Il presidente Scurra aveva grandi idee: i suoi deputati e le sue deputate erano tutti fedeli. La Camera era sicura, tutti portavano la camicia dello stesso colore, gli uomini avevano lo stesso tipo di rasatura e quando faceva freddo tutti indossavano le stesse casacche e lo stesso cappello di pelo, uomini e donne. Aveva portato l’ordine. Anzi, l’aveva creato, era un creatore. E il Senato?, domandò Bertoldo che stava seduto in un angolo. Non c’era più, una parola vecchia, addirittura residuo della lingua latina di prima di Cristo.

Tutto nuovo, metà e metà. I vecchi della pubblica amministrazione che stavano per essere eliminati protestarono, erano ancora tanti. Molti loro amici e amiche erano stati rottamati, finiti nelle fosse comuni. Per evitare discussioni, Scurra decise di affettare il paese in due parti uguali. Era l’uovo di Colombo. Anzi decise meglio: «La metà giovani sarà composta da metà maschi e metà femmine, così la metà vecchi sarà pure fatta di metà donne e metà uomini». Viva le quote rosa, gridarono tutti con un applauso.

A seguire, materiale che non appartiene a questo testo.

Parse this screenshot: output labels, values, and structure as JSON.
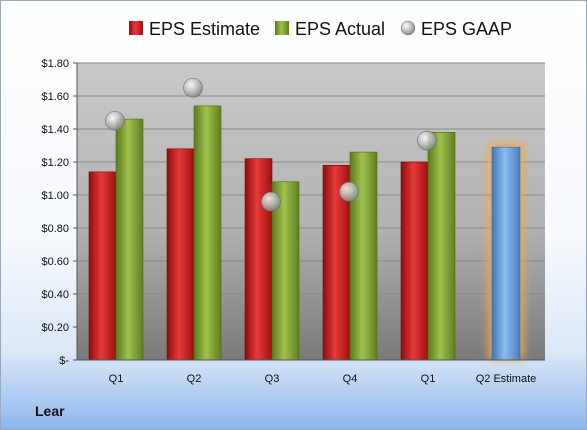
{
  "company_label": "Lear",
  "chart_data": {
    "type": "bar",
    "title": "",
    "xlabel": "",
    "ylabel": "",
    "ylim": [
      0,
      1.8
    ],
    "yticks": [
      0,
      0.2,
      0.4,
      0.6,
      0.8,
      1.0,
      1.2,
      1.4,
      1.6,
      1.8
    ],
    "ytick_labels": [
      "$-",
      "$0.20",
      "$0.40",
      "$0.60",
      "$0.80",
      "$1.00",
      "$1.20",
      "$1.40",
      "$1.60",
      "$1.80"
    ],
    "categories": [
      "Q1",
      "Q2",
      "Q3",
      "Q4",
      "Q1",
      "Q2 Estimate"
    ],
    "grid": true,
    "legend_position": "top",
    "series": [
      {
        "name": "EPS Estimate",
        "type": "bar",
        "color": "#d42020",
        "values": [
          1.14,
          1.28,
          1.22,
          1.18,
          1.2,
          null
        ]
      },
      {
        "name": "EPS Actual",
        "type": "bar",
        "color": "#86a83a",
        "values": [
          1.46,
          1.54,
          1.08,
          1.26,
          1.38,
          null
        ]
      },
      {
        "name": "EPS GAAP",
        "type": "scatter",
        "color": "#b8b8b8",
        "values": [
          1.45,
          1.65,
          0.96,
          1.02,
          1.33,
          null
        ]
      }
    ],
    "estimate_bar": {
      "category": "Q2 Estimate",
      "value": 1.29,
      "color": "#6fa3db",
      "glow": "#f5a94a"
    }
  }
}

E si può fare anche metà vedovi e metà vedove?, domandò una vedova a bassa voce. Un altro disse: «Metà sposati e metà celibi». Un terzo: «E metà divorziati, metà no». Questa era l’opposizione, pochi abitanti kakani in un paese senza nome. Un temerario si fece avanti: «E il terzo sesso? Bisogna riconoscere il terzo sesso». Era troppo. Tertium non datur. La domanda annichilì i kakani: bisognava rifare tutti i conti. Il proponente fu subito allontanato: oppositori sì, ma con giudizio.

Qualcuno, in cortile, mormorò: «E i competenti?», era un ingegnere chiamato Einstein. Era distratto, non si pettinava mai e portava la camicia come voleva. «Stai zitto», gli sussurrò la sessantenne dottoressa Curie mettendogli una mano davanti alla bocca, «altrimenti ti considerano un pazzo e sai dove finisci…». Correva l’anno 4102.